In a change to church law, Latin-rite Catholic deacons may not preside at a wedding when one or both of the new spouses are members of an Eastern Catholic church.
The new rule is one of the changes to 11 canons in the
Latin-rite Code of Canon law that Pope Francis approved in order to harmonize the laws
of the Latin and Eastern Catholic churches on several issues involving the
sacraments of baptism and marriage.
After more than 15 years of study and worldwide
consultation, the conflicting rules were resolved by adopting the Eastern
code's formulations for the Latin church as well, said Bishop Juan Ignacio Arrieta, secretary of the
Pontifical Council for Legislative Texts.
The bishop spoke to journalists Sept. 15 after the
publication of an apostolic letter published "motu proprio" (on his
own initiative) in which Pope Francis ordered the changes to the Latin Code of
Canon Law, the 1983 text governing the majority of the world's Catholics.
In the Eastern Catholic and Orthodox traditions, the
blessing of a priest is necessary for the validity of a marriage.

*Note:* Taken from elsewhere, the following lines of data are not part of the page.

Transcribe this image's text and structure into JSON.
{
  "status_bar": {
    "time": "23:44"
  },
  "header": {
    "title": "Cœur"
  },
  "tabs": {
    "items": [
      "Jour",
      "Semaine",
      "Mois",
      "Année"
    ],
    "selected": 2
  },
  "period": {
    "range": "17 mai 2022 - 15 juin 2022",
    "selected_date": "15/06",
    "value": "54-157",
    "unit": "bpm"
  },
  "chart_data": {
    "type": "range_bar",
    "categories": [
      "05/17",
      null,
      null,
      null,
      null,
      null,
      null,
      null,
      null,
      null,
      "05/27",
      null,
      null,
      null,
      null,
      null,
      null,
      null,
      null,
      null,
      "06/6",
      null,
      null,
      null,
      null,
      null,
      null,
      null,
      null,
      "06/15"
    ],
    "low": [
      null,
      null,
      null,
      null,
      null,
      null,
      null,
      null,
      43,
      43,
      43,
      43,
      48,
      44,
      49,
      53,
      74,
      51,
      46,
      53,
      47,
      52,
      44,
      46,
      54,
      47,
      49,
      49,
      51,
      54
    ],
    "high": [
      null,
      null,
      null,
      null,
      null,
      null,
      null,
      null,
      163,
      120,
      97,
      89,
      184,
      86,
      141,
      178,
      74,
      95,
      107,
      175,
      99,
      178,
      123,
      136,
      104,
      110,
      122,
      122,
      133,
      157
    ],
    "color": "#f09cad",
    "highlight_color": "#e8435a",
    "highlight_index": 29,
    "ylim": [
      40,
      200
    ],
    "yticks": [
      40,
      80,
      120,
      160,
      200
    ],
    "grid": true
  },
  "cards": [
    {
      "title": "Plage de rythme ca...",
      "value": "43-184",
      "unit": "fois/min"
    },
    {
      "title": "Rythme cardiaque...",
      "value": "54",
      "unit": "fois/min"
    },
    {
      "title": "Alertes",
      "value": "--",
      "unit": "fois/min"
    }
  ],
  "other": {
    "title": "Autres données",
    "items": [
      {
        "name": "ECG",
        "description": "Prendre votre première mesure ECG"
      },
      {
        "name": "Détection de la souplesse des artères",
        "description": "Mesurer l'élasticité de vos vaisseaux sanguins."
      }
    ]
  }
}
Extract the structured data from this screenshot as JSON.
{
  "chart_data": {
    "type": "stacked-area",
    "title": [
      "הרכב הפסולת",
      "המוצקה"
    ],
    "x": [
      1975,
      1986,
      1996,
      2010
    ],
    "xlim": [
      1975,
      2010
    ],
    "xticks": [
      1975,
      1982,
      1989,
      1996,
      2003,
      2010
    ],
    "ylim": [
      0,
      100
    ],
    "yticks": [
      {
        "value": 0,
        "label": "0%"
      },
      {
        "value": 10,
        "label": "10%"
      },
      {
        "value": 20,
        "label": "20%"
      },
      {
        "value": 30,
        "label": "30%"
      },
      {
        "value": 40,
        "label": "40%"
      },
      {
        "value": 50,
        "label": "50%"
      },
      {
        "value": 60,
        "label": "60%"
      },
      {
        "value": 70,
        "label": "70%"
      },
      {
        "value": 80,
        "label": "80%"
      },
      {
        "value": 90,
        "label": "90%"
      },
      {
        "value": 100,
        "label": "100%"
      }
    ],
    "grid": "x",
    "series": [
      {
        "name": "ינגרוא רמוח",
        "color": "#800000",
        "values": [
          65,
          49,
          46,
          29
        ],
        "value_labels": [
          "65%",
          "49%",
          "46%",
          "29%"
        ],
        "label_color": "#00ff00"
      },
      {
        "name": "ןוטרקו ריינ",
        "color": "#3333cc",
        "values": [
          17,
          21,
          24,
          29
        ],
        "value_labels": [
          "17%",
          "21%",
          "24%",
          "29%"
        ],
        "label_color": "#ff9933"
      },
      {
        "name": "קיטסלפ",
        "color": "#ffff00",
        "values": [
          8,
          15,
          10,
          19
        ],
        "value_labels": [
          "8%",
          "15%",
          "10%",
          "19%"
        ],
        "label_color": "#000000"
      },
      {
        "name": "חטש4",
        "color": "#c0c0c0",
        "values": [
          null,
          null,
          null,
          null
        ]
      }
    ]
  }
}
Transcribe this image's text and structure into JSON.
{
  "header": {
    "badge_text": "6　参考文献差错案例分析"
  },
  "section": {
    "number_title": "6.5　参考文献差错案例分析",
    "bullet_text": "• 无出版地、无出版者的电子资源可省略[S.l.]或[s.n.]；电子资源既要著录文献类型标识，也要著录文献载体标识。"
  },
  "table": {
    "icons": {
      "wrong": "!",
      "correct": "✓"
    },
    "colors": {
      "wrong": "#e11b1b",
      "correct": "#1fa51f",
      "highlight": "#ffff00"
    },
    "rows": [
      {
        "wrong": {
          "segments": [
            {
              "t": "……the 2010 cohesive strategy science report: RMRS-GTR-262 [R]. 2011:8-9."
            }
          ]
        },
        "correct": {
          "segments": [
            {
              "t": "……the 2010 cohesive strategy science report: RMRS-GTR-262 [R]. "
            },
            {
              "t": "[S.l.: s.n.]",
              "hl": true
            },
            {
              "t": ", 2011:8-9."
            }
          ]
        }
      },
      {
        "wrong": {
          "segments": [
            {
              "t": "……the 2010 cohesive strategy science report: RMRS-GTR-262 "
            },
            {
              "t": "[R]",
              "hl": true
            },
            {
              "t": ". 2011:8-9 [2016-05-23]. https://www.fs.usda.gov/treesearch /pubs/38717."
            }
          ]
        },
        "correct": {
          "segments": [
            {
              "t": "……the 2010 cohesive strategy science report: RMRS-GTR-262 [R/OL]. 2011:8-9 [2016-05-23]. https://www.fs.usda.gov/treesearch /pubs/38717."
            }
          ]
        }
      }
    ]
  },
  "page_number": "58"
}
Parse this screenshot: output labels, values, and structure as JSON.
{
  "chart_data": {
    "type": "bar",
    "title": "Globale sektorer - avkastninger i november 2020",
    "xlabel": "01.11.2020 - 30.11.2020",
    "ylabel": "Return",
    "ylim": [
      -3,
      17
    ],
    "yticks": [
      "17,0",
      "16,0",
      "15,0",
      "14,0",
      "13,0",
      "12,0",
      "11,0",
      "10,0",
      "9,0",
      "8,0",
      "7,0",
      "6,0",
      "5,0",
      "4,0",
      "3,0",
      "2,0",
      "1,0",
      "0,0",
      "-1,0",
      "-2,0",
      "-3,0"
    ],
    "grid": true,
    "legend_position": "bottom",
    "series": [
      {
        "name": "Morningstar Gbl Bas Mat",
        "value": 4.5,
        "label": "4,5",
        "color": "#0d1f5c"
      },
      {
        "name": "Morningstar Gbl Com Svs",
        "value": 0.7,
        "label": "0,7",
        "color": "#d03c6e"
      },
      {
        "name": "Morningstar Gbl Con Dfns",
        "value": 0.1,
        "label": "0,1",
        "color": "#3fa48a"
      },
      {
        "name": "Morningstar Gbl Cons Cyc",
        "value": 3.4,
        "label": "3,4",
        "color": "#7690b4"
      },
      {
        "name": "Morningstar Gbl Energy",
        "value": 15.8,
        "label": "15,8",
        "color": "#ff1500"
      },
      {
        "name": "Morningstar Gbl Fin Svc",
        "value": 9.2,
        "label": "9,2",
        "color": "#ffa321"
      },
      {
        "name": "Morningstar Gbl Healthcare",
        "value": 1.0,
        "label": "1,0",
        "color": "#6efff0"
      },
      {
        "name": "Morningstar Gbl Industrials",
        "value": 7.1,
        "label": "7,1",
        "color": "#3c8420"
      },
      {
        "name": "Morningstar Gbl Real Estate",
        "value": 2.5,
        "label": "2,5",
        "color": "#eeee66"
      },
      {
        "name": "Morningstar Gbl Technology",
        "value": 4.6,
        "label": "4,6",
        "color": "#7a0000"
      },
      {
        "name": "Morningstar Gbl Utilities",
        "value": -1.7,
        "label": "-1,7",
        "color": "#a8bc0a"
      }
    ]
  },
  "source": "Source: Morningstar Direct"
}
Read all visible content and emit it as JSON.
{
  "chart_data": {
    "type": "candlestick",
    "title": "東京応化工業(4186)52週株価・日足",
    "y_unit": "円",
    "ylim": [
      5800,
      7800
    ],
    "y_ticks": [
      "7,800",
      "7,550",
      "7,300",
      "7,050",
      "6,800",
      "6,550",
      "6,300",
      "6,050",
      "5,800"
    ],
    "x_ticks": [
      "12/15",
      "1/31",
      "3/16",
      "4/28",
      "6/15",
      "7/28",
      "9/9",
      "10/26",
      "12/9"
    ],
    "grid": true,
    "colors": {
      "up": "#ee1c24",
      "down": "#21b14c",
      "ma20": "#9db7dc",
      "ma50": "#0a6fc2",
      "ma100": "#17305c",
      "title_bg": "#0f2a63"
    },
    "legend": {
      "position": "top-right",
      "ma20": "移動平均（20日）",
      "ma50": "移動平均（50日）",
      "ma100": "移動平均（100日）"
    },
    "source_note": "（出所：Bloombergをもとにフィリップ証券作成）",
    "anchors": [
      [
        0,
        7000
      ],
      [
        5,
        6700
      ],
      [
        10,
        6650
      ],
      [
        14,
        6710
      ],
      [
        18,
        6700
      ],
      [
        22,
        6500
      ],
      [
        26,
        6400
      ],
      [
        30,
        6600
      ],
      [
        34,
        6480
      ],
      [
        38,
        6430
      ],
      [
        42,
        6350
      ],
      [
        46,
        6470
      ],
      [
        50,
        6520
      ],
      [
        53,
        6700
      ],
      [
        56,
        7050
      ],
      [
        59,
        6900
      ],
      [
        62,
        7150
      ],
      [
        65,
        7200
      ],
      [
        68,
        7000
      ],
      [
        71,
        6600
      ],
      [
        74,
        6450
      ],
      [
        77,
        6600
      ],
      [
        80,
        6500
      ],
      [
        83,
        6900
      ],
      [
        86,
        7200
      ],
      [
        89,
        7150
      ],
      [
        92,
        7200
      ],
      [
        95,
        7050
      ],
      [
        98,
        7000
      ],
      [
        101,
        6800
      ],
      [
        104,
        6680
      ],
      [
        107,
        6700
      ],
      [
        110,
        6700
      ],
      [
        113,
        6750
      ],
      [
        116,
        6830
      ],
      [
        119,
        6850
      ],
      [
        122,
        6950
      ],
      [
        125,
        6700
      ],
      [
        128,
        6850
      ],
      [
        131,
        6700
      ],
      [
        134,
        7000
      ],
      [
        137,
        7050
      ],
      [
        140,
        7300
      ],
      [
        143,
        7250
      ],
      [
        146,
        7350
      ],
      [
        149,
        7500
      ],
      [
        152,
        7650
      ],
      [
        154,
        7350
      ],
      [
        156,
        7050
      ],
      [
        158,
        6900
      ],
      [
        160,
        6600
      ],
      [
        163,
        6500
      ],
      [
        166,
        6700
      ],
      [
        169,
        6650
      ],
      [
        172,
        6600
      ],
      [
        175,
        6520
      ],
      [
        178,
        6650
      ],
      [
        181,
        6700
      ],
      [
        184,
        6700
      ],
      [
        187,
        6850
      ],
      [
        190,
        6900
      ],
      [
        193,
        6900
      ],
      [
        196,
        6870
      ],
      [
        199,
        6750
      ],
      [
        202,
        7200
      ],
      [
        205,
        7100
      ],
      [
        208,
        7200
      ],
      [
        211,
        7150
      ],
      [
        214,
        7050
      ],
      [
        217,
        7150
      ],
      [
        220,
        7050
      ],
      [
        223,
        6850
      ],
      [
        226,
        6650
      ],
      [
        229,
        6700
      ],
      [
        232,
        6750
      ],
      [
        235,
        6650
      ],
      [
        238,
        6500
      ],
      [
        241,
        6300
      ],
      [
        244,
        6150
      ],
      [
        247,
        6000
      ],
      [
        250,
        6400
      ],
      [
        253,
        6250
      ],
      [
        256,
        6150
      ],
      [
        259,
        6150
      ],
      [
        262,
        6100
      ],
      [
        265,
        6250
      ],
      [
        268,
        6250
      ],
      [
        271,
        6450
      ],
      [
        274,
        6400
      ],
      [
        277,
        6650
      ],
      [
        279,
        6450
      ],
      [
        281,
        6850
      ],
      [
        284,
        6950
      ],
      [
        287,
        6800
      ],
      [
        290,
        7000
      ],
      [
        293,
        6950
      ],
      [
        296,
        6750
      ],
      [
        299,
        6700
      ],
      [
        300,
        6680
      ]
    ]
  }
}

In the
Latin-rite church, a deacon can preside over the sacrament.
The new law
specifies, "Only a priest can validly assist at the matrimony of two
Eastern parties or between a Latin and Eastern Catholic or non-Catholic,"
meaning a member of an Orthodox Church.
Bishop Arrieta said that in most cases the changes made by
Pope Francis involve rules for situations that the Latin code never envisioned,
but that the Code of Canons of the Eastern Catholic Churches, published in
1990, did. With the large number of Eastern Christians -- both Catholic and
Orthodox -- who have migrated to predominantly Latin territories since 1989,
Latin-rite pastors need guidance, he said.
The changes regard practices for ministering not only to
Eastern-rite Catholics, but also to members of the Orthodox churches when a
priest of their church is not available, Bishop Arrieta said. Such ministry was
foreseen in the canons of the Eastern Catholic churches, which often minister
in places with a strong Orthodox presence.
"The Eastern code had a greater sensitivity in its
ecumenical aspects," the bishop said. For example, one of the Eastern
canons adopted for the Latin church says that when an Orthodox priest is not
available, a Catholic priest can baptize a baby whose parents are members of an
Orthodox Church and plan to raise the child Orthodox.
In such a situation, Bishop Arrieta said, the baptism would
not be recorded in the Catholic parish's baptismal registry; the parents would
receive a formal certificate and would register their child's baptism later at
an Orthodox parish.
The additions to the Latin Code of Canon Law also specify
that Latin-rite bishops may give priests "the faculties to bless the
marriage of Christian faithful from an Eastern church not in full communion
with the Catholic Church if they spontaneously request it."
The changes to the Latin code also decree that a
Latin-Eastern couple are free to decide in which church to enroll their child;
if they cannot agree, the child becomes a member of the father's church. If
both parents are Eastern Catholics, even if the baby is baptized in a
Latin-rite parish, the baptismal registry must note that the child is an
Eastern Catholic and specify the church to which it belongs.
The Eastern Catholic churches include, among others, the Ukrainian,
Ruthenian, Melkite, Romanian, Maronite, Armenian, Chaldean, Syriac,
Syro-Malankara and Syro-Malabar churches.
The Latin and Eastern codes "respect, as they must,
different juridical traditions, although obviously they give the same response
to essential questions regarding the faith of the church," Bishop Arrieta
wrote in an article for the Vatican newspaper, L'Osservatore Romano.
Conflicting rules in the two codes were evident from the
time of the publication of the Eastern canons, he said. And as more Eastern
Catholics migrated to predominantly Latin Catholic lands, a need to clarify the
practical matters involving baptism and marriage became clear.
The changes approved by Pope Francis, Bishop Arrieta wrote,
"respond to a desire to facilitate the pastoral care of the faithful
especially in the so-called diaspora where thousands of Eastern Christians who
have left their homelands live amidst a Latin majority."